Virgo (23 AUG-22 SEP)
A time of great change as the relegation of your team means that come August you will have a host of new and excting places to beat up strangers.

Libra (23 SEP-23 OCT)
In a bid to show you’ve got more strings to your directorial bow than Twilight, why not remake an old fairy tale that looks exactly the same as Twilight? I’m looking forward to your reworking of The Canterbury Tales with a girl torn between two brooding young men who may be werewolves. Arse.

Scorpio (24 OCT-21 NOV)
Fame at last as people are still talking about your nervous breakdown on Eggheads, which featured you saying the name ‘Dermot Murnaghan’ in a thick Brummie accent over and over and over and over again.

Sagittarius (22 NOV-21 DEC)
You can tell a lot about somebody by the contents of their fridge.
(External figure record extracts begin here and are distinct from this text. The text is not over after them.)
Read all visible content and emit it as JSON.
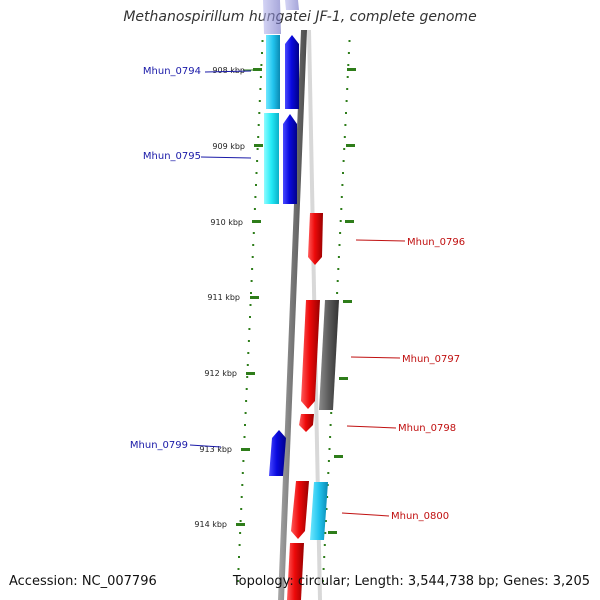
{
  "title": "Methanospirillum hungatei JF-1, complete genome",
  "footer": {
    "accession": "Accession: NC_007796",
    "topology": "Topology: circular; Length: 3,544,738 bp; Genes: 3,205"
  },
  "ruler": {
    "ticks": [
      "908 kbp",
      "909 kbp",
      "910 kbp",
      "911 kbp",
      "912 kbp",
      "913 kbp",
      "914 kbp"
    ],
    "color": "#2e7d1a"
  },
  "genes": [
    {
      "label": "Mhun_0794",
      "strand": "reverse",
      "color": "#1f3ccf"
    },
    {
      "label": "Mhun_0795",
      "strand": "reverse",
      "color": "#1f3ccf"
    },
    {
      "label": "Mhun_0796",
      "strand": "forward",
      "color": "#d81b1b"
    },
    {
      "label": "Mhun_0797",
      "strand": "forward",
      "color": "#d81b1b"
    },
    {
      "label": "Mhun_0798",
      "strand": "forward",
      "color": "#d81b1b"
    },
    {
      "label": "Mhun_0799",
      "strand": "reverse",
      "color": "#1f3ccf"
    },
    {
      "label": "Mhun_0800",
      "strand": "forward",
      "color": "#d81b1b"
    }
  ],
  "colors": {
    "forward_cds": "#e41a1a",
    "reverse_cds": "#1212d6",
    "reverse_rna": "#22ccee",
    "forward_other": "#666666",
    "backbone": "#8a8a8a"
  }
}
Especially if there’s a human foot in it.

Capricorn (22 DEC-19 JAN)
Nutella can be used in naughty ways to spice up things in the bedroom, but perhaps not 12 jars a week.

Aquarius (20 JAN-19 FEB)
‘Some people think you’re bonkers, but you just think you’re free’, you say? Well, I’m from the contingent that think you sound like a council estate being dropped down a flight of stairs. Pack it in.

Pisces (20 FEB-20 MAR)
After waiting for five years on the donor list for a kidney, you finally admit defeat and just make a steak pudding instead.

Aries (21 MAR-19 APR)
You patiently explain to your child that swimming is the best form of exercise and that one day they might even grow up to be big and strong enough to throw their own children into a canal.